On Ashtavakra Gita and Bhagawad Gita: The man beyond the world

Acharya Prashant
3 min readNov 4, 2021

The following is an excerpt from a samvaad (dialogue) session with Acharya Prashant.

There is no aggression nor compassion, no pride nor humility, no wonder nor confusion for the man whose days of samsara are over.

Ashtavakra Gita (Chapter 17, Shlok 6)

Acharya Prashant (AP): Whose days in Samsara are over.

Must be closer to death, some terminal disease. Must be dying.

It is a good point to begin with. It’s a good word to use. Live in the world, don’t be worldly. When Ashtavakra says that his days in the world are over, all he means is that his worldliness is over.

There is no aggression nor compassion, no pride nor humility, no wonder nor confusion for the man whose days in Samsara are over.

What is the world?

The world is Truth expressed as you can see it.

The world is just an expression of the Truth, nothing else.

What kind of expression it would be?

Depends on to whom it is being expressed; simple.
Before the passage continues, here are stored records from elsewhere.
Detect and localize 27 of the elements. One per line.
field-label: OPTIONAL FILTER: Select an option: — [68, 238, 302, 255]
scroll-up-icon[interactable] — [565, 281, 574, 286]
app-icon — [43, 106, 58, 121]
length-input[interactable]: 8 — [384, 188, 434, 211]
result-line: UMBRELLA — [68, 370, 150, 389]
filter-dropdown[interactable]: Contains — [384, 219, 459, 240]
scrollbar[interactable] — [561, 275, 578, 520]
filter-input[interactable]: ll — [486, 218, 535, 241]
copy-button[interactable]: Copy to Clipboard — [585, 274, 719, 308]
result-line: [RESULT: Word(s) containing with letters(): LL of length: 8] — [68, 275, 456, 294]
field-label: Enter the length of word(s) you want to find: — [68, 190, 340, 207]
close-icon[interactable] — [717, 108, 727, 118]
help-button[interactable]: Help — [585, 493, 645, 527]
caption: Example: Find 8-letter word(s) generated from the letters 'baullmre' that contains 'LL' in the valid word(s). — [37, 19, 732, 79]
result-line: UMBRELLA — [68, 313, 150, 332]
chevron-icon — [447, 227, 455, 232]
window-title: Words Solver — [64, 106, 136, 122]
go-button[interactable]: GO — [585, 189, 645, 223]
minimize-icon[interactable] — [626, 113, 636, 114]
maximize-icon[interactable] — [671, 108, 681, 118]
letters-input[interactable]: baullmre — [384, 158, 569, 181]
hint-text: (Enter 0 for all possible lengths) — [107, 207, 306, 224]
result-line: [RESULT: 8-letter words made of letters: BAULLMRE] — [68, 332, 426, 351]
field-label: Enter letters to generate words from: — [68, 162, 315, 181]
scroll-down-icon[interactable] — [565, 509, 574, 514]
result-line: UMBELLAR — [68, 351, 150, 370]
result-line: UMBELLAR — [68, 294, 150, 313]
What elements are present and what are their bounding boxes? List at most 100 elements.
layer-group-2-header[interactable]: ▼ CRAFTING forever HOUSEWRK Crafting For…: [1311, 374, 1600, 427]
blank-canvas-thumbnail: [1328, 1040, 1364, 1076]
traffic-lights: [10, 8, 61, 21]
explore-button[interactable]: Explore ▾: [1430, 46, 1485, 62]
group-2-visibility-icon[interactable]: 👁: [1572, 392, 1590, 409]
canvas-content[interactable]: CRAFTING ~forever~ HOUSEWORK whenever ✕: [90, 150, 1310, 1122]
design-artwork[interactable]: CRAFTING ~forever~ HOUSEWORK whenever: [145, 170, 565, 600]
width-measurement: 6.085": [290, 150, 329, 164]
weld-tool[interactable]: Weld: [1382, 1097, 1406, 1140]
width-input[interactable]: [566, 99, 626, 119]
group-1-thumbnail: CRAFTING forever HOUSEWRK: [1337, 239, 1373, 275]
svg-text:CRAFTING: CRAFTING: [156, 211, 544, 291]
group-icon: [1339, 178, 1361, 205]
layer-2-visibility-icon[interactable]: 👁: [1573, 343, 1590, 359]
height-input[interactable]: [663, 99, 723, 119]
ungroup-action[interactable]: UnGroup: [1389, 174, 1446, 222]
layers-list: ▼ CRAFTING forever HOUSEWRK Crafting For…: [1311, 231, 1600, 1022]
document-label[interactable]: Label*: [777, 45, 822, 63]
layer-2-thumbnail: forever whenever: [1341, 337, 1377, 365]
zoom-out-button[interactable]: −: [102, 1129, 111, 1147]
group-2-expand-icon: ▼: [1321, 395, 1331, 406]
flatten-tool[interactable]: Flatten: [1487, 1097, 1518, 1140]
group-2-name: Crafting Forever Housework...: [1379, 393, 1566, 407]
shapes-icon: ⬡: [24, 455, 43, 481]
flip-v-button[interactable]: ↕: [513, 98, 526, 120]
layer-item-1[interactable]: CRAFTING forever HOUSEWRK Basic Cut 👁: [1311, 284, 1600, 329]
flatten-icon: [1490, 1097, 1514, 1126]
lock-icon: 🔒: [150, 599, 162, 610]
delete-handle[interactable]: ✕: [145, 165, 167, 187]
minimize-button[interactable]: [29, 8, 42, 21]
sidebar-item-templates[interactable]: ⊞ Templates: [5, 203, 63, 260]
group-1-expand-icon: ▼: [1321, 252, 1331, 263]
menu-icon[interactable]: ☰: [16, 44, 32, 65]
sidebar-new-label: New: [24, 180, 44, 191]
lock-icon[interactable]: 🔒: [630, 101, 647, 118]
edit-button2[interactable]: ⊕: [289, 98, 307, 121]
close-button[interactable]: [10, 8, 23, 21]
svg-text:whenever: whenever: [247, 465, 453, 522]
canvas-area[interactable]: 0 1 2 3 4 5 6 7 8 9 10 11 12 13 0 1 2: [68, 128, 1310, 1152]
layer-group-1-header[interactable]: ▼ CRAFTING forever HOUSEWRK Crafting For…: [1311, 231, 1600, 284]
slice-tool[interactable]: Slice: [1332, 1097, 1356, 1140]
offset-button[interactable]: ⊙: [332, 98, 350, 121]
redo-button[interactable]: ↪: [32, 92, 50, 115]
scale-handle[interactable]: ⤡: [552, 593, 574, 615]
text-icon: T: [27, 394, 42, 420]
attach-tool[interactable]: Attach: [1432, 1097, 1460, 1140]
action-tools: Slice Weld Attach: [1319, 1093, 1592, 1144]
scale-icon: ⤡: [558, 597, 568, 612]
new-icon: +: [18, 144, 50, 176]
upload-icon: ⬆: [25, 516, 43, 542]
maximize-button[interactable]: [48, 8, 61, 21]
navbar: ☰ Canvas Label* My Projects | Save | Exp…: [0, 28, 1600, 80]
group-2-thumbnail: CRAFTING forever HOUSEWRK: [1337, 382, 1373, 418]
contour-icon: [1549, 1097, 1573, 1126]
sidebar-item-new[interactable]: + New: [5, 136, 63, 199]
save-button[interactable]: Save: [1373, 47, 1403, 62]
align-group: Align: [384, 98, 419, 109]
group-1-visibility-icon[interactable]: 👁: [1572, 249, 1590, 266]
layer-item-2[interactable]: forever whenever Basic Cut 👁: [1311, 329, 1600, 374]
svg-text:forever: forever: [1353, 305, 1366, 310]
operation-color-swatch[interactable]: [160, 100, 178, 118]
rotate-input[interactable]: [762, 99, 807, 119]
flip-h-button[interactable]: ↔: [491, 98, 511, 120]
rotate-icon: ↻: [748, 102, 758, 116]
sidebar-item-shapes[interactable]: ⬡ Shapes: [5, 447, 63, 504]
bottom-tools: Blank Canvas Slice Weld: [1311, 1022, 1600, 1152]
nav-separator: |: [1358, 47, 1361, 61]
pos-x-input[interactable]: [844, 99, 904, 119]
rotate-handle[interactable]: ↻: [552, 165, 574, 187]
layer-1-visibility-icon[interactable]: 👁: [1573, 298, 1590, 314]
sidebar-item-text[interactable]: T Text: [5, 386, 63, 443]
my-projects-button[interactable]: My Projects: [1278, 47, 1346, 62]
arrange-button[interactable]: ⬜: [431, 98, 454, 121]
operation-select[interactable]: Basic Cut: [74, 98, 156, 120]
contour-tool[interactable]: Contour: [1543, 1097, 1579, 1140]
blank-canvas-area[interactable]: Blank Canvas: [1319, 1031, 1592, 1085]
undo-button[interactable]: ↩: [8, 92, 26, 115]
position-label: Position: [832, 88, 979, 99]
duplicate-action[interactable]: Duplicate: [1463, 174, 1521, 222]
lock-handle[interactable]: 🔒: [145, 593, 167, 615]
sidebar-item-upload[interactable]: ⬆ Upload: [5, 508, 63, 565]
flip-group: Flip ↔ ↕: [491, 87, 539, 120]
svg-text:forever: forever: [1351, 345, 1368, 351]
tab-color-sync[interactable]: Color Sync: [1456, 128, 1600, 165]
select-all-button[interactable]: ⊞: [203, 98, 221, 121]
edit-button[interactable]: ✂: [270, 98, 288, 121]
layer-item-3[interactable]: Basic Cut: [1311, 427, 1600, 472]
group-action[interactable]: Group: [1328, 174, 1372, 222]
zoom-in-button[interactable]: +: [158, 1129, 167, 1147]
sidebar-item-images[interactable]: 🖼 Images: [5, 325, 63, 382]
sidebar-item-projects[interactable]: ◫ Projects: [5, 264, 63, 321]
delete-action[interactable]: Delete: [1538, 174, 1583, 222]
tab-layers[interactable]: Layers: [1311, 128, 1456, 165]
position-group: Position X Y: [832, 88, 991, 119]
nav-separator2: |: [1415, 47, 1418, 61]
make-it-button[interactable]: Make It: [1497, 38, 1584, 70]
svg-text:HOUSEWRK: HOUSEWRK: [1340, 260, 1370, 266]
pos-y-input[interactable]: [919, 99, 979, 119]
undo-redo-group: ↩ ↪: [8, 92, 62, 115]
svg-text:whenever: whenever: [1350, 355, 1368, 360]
There is nothing but the truth, the world is an expression of the Truth, expressed to you exactly as you are capable of seeing it. It’s the same thing that reveals itself differently to different people according to their own beliefs and fantasies and assumptions and abilities.

Bhagavad Gita 4.11:

‘I appear exactly in the same form to you, as you conceive of me. I am what you will conceive of me.’

Are you getting it?

You will see the world exactly as you are.

It’s the One thing, it’s the One reality which is showing up differently to different people, to different things, to different universes, depending upon their own limitations, their own assumptions, their own ego. That’s why the world starts changing, starts opening up, starts showing up in an altogether different way as your mind changes.